The great fear is that terrorist groups could end up in possession of a nuclear device obtained from Iran, say many officials in Washington, London and Paris.

Addressing nearly 200 of his ambassadors gathered in Paris for what has become a yearly reunion at the Elysee Palace, French President Nicolas Sarkozy did not hide his fears of such an eventuality. The threats we face today, said Mr. Sarkozy, "know no borders."

"All countries, including those of the Muslim world, are now under threat of criminal attack similar to the attacks on New York, Bali, Madrid, Bombay, Istanbul, London and Casablanca. Think of what would happen tomorrow if terrorists were to use nuclear, biological or chemical materials," said the French president. A grim thought, indeed.

By midweek, no doubt, the administration will have made good use of the latest reports from Iran, not wanting to pass up the opportunity to pound home to the American public the dangers represented by a nuclear-armed Iran.
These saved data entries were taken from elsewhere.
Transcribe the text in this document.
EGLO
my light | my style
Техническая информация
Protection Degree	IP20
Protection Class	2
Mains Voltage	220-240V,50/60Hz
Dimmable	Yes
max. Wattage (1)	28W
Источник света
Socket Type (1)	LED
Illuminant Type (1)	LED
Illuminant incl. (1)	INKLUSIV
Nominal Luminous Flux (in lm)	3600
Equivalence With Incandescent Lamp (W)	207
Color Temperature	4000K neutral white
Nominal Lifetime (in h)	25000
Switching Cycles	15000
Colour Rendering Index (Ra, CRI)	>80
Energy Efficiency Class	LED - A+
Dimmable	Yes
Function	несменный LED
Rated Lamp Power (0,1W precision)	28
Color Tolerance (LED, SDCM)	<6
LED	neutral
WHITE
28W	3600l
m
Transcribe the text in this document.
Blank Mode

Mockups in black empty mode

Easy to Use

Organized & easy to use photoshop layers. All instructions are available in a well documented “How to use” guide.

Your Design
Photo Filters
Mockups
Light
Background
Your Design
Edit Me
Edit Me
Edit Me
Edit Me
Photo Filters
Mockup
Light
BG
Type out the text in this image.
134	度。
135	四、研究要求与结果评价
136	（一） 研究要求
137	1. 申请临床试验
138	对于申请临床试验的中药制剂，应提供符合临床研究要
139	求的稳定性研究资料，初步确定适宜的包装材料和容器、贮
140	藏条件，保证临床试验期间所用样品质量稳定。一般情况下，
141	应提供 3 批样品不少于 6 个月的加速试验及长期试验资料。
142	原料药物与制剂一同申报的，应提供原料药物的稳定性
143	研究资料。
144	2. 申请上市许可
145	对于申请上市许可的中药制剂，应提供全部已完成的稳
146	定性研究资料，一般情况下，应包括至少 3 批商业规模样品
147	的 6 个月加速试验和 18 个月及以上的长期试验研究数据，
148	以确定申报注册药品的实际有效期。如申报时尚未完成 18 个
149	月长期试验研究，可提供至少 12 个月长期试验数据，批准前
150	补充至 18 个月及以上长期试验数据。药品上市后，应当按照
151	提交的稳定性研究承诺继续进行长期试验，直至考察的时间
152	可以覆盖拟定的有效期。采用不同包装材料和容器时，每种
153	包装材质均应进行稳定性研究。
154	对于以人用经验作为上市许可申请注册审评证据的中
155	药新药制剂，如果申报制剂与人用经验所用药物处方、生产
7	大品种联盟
And it is amid mounting threats of a U.S. tactical strike against the Islamic Republic's nuclear facilities that Iran's nuclear scientists will continue adding more centrifuges every week. In so doing, Iran is increasing its ability to become the second nuclear-powered Muslim nation, after Pakistan.

Earlier reports from the International Atomic Energy Agency had put the number of Iran's centrifuge machines well below 3,000. This new figure of 3,000 operational centrifuges establishes a new — and potentially dangerous — landmark, a red line that has been crossed by Iran, say many observers.

But, says Mr. Jafarzadeh, "The International Atomic Energy Agency has reached a joint agreement with Iran that is highly favorable to Tehran. The agreement allows Tehran to drag the issue well into 2008. The agreement makes no mention of a number of nuclear sites exposed by the National Council of Resistance of Iran, including Lavizan-2, Lashkar Abad, and most of Parchin, which have not been inspected by the IAEA."

Claude Salhani is editor of the Middle East Times.